Getting Started with Cloth Diapering
If you would have told me 5 years ago that I would be cloth diapering, I probably would have laughed at you. I mean, where exactly do you expect me to wash the dirty diapers? Certainly not in the same washing machine where I was my clothes! I don’t want to walk around with poo remnants on my pants. Oh how I’ve changed. I’ve been happily cloth diapering Logan for almost 2 years now, poo remnant free. Maybe you’ve been thinking about cloth diapering, but you just don’t know where to start. There are so many options and the information can get overwhelming. With Earth Day approaching, now may be a good time to think about switching to fluff. Here are a few tips to get you started.
1. Visit your local cloth diaper store. Many cloth diaper shops will host Cloth Diapering 101 information sessions. This is a great opportunity to get hands on with the diapers, ask questions and see them demonstrated. I learned how to fold a prefold at my local cloth diaper store and sold my husband on the idea of cloth diapers after he learned how much money we could save.
2. Find a cloth diapering buddy. Not only is it nice to have another mother to talk to about similar experiences, but there may be times when you need to troubleshoot your cloth diapers. When Logan came down with a rare yeast infection, I was glad I had a friend who had already experienced the same thing with her little one and gave me advice on how to treat my diapers. If you don’t know of anyone in your circle of friends that cloth diapers, try finding a fluff friendly pal online.
3. Do a cloth diaper trial. There are many companies, like Jillian’s Drawers, that offer cloth diaper trials for very little monetary commitment. You can try out a variety of different diapers, keep what works and trade in the rest. Keep in mind that every baby is different. What works for me, may not work for you.
4. Build your stash. You’ll be washing every 2-3 days and you’ll need enough diapers to last until your next wash cycle. You’ll also need a wet bag to store your dirty diapers in and diaper detergent. If you are pregnant, I recommend waiting to purchase the majority of your stash until you’ve had a chance to try out a few different types on your baby. To save money, look for used diapers on websites like Diaper Swappers. I purchased many of Logan’s newborn diapers from there.

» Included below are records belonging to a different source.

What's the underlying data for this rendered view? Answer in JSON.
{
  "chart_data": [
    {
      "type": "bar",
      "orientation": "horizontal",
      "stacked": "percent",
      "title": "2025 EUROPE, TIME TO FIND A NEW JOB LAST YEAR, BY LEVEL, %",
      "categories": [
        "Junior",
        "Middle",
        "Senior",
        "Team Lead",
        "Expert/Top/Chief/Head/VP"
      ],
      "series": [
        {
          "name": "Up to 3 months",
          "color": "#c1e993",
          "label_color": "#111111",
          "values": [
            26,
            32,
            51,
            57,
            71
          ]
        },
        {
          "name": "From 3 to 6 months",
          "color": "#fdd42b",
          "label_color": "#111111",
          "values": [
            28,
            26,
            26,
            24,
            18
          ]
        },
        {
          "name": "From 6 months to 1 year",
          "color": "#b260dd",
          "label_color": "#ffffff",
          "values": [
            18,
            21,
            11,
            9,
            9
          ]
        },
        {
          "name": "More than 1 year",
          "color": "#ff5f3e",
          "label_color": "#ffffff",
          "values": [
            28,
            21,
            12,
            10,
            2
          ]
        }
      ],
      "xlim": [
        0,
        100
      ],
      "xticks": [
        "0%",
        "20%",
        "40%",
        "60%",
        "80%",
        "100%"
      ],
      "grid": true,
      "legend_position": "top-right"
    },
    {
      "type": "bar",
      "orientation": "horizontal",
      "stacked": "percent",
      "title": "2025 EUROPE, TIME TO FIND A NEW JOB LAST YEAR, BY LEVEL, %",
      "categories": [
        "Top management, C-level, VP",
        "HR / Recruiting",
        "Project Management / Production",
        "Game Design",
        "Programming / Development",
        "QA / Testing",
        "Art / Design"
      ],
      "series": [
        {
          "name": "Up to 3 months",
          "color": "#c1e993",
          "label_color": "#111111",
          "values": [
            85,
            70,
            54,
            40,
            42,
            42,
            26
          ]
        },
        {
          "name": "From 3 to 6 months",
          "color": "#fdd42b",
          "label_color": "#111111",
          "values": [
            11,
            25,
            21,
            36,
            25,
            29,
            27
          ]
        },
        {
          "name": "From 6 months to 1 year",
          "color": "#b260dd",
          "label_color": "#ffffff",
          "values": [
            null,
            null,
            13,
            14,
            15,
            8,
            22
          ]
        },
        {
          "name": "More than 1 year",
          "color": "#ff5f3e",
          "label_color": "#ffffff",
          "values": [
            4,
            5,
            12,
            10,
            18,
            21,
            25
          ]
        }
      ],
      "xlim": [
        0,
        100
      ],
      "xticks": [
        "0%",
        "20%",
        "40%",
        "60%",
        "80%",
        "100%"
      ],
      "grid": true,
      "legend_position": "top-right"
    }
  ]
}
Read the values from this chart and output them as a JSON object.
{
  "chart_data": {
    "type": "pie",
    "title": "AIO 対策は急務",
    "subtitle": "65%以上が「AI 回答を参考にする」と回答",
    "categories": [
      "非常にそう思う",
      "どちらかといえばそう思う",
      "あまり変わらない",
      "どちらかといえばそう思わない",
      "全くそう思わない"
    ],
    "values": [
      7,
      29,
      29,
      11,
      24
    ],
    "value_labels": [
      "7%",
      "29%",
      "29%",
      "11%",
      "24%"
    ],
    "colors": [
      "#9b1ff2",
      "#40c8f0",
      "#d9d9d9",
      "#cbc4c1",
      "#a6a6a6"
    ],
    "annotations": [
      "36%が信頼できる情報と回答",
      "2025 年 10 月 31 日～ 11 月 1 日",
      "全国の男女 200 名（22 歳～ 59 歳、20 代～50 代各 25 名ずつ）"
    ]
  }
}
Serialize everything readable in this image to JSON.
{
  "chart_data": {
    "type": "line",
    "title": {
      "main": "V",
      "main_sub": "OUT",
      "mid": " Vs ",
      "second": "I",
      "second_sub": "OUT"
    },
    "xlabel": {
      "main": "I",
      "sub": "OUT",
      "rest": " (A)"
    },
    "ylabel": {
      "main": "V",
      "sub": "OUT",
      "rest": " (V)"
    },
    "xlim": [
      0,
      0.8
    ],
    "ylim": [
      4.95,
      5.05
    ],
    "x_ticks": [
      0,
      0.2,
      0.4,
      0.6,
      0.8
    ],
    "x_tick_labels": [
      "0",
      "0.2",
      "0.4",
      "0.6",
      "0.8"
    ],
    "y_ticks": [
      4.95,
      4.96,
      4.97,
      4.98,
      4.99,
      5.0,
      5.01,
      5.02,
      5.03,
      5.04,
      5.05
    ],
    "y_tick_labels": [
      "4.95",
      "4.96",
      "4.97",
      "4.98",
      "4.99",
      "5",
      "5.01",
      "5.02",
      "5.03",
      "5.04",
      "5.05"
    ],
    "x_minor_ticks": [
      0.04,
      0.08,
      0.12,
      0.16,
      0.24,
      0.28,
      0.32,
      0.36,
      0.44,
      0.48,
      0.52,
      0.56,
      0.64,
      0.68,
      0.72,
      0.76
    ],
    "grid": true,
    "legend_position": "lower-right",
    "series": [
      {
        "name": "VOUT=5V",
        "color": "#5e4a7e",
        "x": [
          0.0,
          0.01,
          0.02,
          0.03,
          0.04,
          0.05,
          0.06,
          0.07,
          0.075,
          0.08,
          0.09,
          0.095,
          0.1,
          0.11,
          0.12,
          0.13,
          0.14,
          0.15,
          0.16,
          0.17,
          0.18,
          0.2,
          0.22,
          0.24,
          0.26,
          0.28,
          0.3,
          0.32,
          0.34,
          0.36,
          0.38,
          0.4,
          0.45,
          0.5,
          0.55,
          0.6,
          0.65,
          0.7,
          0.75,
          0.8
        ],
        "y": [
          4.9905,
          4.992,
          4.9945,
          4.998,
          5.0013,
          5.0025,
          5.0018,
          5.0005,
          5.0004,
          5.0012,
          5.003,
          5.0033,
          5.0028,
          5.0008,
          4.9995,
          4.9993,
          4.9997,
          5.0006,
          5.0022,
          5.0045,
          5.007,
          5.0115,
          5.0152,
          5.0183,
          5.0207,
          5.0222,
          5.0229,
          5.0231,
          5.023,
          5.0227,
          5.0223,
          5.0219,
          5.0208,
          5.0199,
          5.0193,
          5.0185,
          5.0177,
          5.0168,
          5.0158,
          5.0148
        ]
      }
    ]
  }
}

5. Just try it. How do you know if you are going to like something (or not like something) unless if you try it? Aside from an extra load of laundry every 2-3 days, there’s really not a whole lot of extra work when it comes to cloth diapering. Breastfed baby poo is water soluble and those diapers can be tossed right into the washing machine without doing anything special to them. Otherwise, simply plop the poo in the toilet and throw the diaper in the wet bag. Give it a shot, you may end up loving it like I did.